Building an Open Data Platform: Logging with Fluentd and Elasticsearch

Joel Vasallo
Redbox Tech Blog
Published in
13 min readFeb 21, 2019

At Redbox, we are working hard to rebuild our existing platform into a truly cloud native platform to support our new streaming product — Redbox On Demand. Part of this journey means rethinking our existing data platform and building a new open data platform — first stop, logging.

The Evolution of Logs

Vertical Scaling, Monoliths, Localized Logs

Logs and events written to them are the cornerstone of visibility into application health. Many issues are often solved by looking for errors and warnings in log files. Despite logging being a rather “boring” story, it is more important than ever. Now more than ever, it is important that developers and data teams work on standardized and structured log schemas.

Not your Daddy’s Log File

As application development had to evolve so did observability. In the days of vertical scaling infrastructure and monolithic applications, it was common to have localized logs files (especially if all your services lived on a single node).

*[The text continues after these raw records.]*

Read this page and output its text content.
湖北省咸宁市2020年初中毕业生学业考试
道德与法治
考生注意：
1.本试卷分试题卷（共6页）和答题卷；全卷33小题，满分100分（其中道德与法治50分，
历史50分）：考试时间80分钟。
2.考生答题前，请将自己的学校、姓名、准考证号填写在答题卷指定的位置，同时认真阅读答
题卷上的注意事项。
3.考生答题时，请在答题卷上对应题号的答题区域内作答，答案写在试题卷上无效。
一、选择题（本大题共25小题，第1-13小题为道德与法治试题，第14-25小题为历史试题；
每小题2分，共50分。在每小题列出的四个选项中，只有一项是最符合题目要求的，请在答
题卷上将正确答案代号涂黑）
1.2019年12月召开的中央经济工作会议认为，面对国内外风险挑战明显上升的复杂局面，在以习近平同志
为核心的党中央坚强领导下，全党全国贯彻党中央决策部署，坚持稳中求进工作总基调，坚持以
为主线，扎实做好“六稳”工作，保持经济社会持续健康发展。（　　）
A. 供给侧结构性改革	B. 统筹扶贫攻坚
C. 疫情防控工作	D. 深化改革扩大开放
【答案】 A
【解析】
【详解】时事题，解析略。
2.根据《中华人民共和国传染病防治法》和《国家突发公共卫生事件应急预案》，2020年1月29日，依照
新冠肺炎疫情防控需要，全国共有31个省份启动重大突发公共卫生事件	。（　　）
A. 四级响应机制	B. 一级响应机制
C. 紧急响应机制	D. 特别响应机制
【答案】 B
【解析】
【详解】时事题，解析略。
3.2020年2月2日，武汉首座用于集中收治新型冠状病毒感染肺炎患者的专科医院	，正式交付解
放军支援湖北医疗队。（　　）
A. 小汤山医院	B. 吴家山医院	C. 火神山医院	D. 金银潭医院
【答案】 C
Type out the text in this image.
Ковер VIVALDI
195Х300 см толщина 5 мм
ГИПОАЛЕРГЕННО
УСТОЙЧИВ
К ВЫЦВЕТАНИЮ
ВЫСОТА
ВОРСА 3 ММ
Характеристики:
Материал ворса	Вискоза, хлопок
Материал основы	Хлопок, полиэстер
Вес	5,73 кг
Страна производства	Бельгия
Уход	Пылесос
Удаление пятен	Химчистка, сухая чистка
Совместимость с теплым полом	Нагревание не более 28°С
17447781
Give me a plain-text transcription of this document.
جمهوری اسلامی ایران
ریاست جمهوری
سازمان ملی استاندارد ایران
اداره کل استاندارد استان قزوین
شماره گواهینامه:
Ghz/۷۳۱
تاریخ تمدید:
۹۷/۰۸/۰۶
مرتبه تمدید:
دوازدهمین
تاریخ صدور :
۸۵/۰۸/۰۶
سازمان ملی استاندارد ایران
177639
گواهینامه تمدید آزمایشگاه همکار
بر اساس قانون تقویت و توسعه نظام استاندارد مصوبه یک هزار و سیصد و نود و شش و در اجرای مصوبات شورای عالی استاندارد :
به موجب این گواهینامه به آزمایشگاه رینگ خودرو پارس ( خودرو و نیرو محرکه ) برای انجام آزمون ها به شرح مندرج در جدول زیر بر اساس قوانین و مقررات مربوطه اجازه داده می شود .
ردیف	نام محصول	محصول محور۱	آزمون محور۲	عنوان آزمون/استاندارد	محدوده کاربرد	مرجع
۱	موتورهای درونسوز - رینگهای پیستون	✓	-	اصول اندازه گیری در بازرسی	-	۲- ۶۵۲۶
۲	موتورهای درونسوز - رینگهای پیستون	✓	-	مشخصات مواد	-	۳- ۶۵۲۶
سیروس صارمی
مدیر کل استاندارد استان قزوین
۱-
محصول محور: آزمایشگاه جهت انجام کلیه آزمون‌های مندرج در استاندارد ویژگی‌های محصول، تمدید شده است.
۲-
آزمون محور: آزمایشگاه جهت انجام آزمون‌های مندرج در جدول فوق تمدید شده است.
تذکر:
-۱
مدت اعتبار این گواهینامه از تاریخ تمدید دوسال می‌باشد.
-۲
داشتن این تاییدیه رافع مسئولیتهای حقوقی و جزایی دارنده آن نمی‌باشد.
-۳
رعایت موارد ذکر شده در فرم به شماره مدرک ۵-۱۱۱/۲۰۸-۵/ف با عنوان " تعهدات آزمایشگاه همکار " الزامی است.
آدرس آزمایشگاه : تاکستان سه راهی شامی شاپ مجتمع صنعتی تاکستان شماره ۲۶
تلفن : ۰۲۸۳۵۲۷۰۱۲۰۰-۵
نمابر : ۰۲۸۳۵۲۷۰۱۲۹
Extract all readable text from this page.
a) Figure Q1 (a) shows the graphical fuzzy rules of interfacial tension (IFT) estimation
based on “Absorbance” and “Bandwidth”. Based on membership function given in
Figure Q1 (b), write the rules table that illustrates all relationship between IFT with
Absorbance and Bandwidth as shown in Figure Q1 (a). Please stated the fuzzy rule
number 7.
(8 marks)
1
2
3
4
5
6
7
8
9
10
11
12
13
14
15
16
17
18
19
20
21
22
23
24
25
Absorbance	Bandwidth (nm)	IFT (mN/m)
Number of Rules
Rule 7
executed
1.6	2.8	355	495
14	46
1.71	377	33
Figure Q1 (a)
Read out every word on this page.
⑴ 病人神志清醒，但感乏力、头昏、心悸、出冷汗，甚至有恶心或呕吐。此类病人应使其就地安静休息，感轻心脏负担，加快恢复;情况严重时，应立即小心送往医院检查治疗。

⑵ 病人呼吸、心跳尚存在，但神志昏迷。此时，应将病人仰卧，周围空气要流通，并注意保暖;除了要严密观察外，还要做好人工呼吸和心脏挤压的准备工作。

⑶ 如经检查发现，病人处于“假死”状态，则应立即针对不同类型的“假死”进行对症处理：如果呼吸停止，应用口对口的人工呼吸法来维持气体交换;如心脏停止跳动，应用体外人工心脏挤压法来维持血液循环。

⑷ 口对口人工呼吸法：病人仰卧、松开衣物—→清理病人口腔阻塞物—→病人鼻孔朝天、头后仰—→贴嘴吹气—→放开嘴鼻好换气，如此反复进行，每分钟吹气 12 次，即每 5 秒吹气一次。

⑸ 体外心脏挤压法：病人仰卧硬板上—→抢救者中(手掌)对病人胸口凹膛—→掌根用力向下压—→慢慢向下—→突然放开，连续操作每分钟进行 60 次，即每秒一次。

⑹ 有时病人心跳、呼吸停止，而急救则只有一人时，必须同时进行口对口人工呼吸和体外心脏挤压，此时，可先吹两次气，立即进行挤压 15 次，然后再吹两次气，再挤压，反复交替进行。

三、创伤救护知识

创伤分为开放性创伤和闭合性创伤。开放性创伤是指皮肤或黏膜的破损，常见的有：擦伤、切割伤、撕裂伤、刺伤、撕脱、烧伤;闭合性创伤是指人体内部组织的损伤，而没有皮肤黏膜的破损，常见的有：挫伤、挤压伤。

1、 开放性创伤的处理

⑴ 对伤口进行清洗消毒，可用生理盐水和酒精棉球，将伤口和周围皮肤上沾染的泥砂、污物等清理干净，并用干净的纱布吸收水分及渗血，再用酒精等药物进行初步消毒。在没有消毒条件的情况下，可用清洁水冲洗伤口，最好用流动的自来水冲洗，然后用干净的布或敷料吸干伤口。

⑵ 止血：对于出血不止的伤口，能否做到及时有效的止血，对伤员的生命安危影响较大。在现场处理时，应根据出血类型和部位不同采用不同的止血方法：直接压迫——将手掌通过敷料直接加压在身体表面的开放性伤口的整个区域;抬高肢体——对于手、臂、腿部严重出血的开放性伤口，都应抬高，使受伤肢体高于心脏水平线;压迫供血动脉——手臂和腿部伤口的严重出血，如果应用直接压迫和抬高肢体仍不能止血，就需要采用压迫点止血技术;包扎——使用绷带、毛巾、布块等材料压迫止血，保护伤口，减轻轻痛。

This made debugging the various components simple; however often times it was a battle of maintaining space for logs while also effectively rotating and compressing them. To further complicate this, as vertical scaling became increasingly difficult and costly, infrastructure teams turned to virtualized load balanced horizontal scaling architectures. With this change in development, logs also had to change.

Horizontal Scaling, Micro Services, Centralized Logging

As applications became more and more distributed, you could no longer use a single node to handle all your traffic. In addition, applications began evolving into smaller micro services architectures to enable faster development and increase fault tolerance due to work distribution. As work became distributed, so did visibility. No longer was it easy to trace events from one system to another to track correlation and causation.

It became clear that logging into a node, checking logs, and reporting errors was not going to scale in a load balanced environment — enter in centralized logging.

Centralized Logging— Like a sewer system in many ways… (Source: Schematic_of_the_Simplified_Sewer.jpg)

As logs were now distributed, many turned to the concept of centralized logging using various Open Source tools such as GrayLog and Elasticsearch to parse their log files. This was an excellent concept because it eliminated many issues and inefficiencies such as:

  1. SaaS —Fast adoption of these platforms definitely were boosted by the fact that many of them offered their Software as a Service; such as Elastic Cloud. Having a third party run the day to day scaling and performance allowed company’s to truly focus on the most important thing — the data.
  2. Security — No more RDP or SSH into running systems to check log files
  3. Event Correlation — You were now able to combine log files based on time and see the flow of traffic through your infrastructure.
  4. Visualization — These tools often came with a visual GUI (such as Kibana) enabling others in the business to help monitor and view performance (without being in the weeds of log files)

While having a centralized way to ship logs was great the issue of log rotation, disk space, and just general management of logs was still an issue. In some cases, inability to handle disk I/O could bleed into the application stack causing application level errors. To make matters worse, some solutions came with an agent of sorts to monitor and tail log files. Often times, these agents were resource intensive and required a worker to connect/register to a centralized endpoint with a “heartbeat”. With the advent of the cloud, so came the on concepts of on-demand capacity; servers can spin up on load and spin down when no longer needed. It was clear that logs once again needed to change.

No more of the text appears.